Four years later and Birmingham Royal Ballet (BRB) is releasing the genie from the lamp once again. I caught the full-length ballet of Aladdin at Birmingham Hippodrome, where it stays from October 3 to 7. The show continues on tour to Theatre Royal Plymouth from October 25 to 28 and Sadler's Wells in London from October 31 to November 2.
It's a glamorous, sparkling affair that has a movie feel about it from the opening scenes. That's not just due to the impressive, huge grandiose sets, special effects and costumes but mainly because the soundtrack of the show was created by film composer Carl Davis.
This is the man after all who won a BAFTA Award for Best Film Music for the score for The French Lieutenant's Woman in 1981 along with writing TV theme music for the BBC's Pride and Prejudice series, The World At War and The Naked Civil Servant. He's used that expertise to create a memorable score for Aladdin that has the sweeping adventurous overtones of an action film.
Grand sets in Aladdin the ballet
Following the Arabian Tales storyline - made infamous by Christmas pantos and the Disney film - this ballet keeps a suitably light- hearted tone with plenty of laughs as our rascal hero causes a stir in the marketplace, steals apples and has the bravado to woo a princess and gain the power of the magic lamp.
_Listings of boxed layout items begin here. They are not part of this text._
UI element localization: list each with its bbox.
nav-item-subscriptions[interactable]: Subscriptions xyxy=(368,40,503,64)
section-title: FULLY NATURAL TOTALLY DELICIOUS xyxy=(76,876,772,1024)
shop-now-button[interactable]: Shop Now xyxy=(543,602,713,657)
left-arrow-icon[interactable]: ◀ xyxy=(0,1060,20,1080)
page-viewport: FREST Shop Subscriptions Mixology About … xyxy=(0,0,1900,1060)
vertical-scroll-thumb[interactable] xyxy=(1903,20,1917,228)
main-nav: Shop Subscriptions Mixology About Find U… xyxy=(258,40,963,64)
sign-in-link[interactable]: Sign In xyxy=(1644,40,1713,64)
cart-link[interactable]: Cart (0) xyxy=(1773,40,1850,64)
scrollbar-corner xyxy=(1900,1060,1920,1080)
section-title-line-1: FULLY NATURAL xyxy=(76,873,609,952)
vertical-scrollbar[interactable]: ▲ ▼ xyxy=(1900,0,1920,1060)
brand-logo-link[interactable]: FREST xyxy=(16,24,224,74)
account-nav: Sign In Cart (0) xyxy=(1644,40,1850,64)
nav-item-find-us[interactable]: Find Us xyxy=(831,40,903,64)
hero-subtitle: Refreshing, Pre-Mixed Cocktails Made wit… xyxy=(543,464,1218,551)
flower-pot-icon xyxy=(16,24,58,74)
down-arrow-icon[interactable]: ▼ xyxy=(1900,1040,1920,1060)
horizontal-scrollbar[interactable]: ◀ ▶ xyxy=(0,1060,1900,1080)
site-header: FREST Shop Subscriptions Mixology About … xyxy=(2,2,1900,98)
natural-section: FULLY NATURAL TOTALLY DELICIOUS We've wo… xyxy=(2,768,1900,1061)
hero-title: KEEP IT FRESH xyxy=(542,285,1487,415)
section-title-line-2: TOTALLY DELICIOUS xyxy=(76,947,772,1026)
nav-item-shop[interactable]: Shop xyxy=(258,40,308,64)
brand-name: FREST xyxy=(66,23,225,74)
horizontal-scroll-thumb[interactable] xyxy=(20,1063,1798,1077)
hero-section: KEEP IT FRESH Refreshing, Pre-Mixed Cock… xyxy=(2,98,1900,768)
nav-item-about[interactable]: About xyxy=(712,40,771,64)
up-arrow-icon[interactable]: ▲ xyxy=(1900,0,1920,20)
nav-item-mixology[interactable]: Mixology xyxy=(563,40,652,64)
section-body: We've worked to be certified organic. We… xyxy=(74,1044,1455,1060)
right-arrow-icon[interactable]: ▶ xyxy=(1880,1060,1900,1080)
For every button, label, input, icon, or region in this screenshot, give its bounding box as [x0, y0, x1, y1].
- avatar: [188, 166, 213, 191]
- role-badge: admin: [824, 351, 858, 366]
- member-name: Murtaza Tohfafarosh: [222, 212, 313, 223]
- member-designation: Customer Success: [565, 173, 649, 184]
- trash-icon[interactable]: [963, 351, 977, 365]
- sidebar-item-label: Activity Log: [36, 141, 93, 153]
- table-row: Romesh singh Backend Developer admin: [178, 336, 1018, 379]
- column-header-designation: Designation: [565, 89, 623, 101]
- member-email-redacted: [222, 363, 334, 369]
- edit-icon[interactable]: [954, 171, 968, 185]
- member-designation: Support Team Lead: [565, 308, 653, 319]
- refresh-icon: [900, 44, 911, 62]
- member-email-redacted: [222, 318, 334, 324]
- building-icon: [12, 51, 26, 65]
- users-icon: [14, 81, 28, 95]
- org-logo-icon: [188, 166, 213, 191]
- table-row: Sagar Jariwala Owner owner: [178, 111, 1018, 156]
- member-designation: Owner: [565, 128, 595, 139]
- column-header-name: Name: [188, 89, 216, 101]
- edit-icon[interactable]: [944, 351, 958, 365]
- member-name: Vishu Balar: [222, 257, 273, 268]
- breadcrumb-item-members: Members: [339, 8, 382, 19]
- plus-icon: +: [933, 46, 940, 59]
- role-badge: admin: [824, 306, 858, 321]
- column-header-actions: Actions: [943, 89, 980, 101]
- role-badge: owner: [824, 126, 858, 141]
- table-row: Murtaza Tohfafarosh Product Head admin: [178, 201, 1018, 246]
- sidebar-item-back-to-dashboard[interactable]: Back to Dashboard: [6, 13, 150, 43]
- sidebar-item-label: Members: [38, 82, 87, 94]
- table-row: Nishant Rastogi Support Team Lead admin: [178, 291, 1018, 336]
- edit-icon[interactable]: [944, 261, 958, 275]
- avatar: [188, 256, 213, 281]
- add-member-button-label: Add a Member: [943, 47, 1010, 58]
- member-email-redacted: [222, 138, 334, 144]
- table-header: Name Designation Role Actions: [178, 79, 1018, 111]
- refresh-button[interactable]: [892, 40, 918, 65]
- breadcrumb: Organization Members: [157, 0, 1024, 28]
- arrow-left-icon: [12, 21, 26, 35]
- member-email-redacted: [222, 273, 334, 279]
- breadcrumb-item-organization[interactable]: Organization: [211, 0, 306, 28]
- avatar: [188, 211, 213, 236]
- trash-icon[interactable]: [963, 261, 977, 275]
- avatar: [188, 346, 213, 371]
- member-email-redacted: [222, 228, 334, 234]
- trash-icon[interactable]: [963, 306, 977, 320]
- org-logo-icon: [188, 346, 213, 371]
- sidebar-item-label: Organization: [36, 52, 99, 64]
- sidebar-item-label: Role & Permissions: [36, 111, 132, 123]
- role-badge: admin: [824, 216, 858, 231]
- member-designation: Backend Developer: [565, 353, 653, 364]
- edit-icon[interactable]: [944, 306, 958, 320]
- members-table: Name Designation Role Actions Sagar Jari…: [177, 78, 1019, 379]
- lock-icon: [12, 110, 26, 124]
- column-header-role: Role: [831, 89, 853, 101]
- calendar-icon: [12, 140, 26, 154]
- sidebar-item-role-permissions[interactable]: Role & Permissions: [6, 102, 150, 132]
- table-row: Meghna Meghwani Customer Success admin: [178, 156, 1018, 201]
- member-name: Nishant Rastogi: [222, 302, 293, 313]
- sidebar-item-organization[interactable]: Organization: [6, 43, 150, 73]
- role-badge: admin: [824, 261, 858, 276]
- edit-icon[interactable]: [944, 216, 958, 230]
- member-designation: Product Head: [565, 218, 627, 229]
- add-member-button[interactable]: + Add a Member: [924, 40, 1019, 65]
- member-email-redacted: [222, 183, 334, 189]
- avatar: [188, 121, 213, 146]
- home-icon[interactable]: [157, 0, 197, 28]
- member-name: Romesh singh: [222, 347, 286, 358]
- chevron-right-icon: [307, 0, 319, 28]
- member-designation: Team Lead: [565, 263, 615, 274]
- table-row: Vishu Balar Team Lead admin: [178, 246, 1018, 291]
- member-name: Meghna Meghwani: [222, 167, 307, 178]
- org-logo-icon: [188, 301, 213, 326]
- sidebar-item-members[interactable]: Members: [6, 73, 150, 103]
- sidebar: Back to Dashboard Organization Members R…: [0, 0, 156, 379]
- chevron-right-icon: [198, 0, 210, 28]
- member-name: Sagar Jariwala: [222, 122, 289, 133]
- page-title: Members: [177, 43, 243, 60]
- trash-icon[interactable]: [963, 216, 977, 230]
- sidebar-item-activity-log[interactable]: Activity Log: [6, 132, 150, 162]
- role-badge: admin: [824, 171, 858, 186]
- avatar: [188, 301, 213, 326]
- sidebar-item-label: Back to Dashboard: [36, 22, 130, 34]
Excellent Mathias Dingman is a sprightly Aladdin who is well cast with Momoko Hirata as Princess Badr-al-Budur. They are exquisite together in their joyful pas-du-deux routines, which are more athletic and uplifting than achingly romantic - but that fits into this fast-paced adventure.
And what a frantic adventure it is, transporting the audience into an ancient Arabian world of palaces, steamy bathhouses and caves full of dancing jewels and a whale bone staircase. It's all set amid a skyline of turrets where even a magic flying carpet floats before your eyes. The sets by Dick Bird are sublime and have to be seen to be believed.
The visual spectacle is further enhanced by Middle Eastern-inspired dreamy costumes designed by Sue Blane, that also includes an electric blue Djinn of the Lamp who floats above the stage.
Tzu-Chao Chou gets his moment to shine as the Djinn, leaping and spinning around the stage, but as in most cases, it's the baddie that overshadows the proceedings. Principal dancer Iain Mackay takes a refreshing turn in the character-driven role of the evil Mahgrib.
He is a real presence on stage, but more so for his acting than dancing on this occasion.
Iain Mackay is a presence on stage as evil Mahgrib
Choreographer Bintley, who was also behind BRB's award-winning Cinderella and Hobson's Choice productions, has created an epic show with Aladdin, although there are some moments that are a little off kilter.
Although the Arabian world is spot on, overflowing with Moorish architecture, a strange Chinese element is randomly thrown into the mix at various points. There's a Chinese Lion Dance and costume that inexplicably appears at a wedding celebration in what seems to be an error over the continents. I also wasn't too sure about the characterisation of the women in burkas at the lair of evil Mahgrib.
That said, Aladdin is a superb ballet and a fantastic spectacle. There's dreamy dance sequences, stunning sets and a magical musical score that will put a spell on you.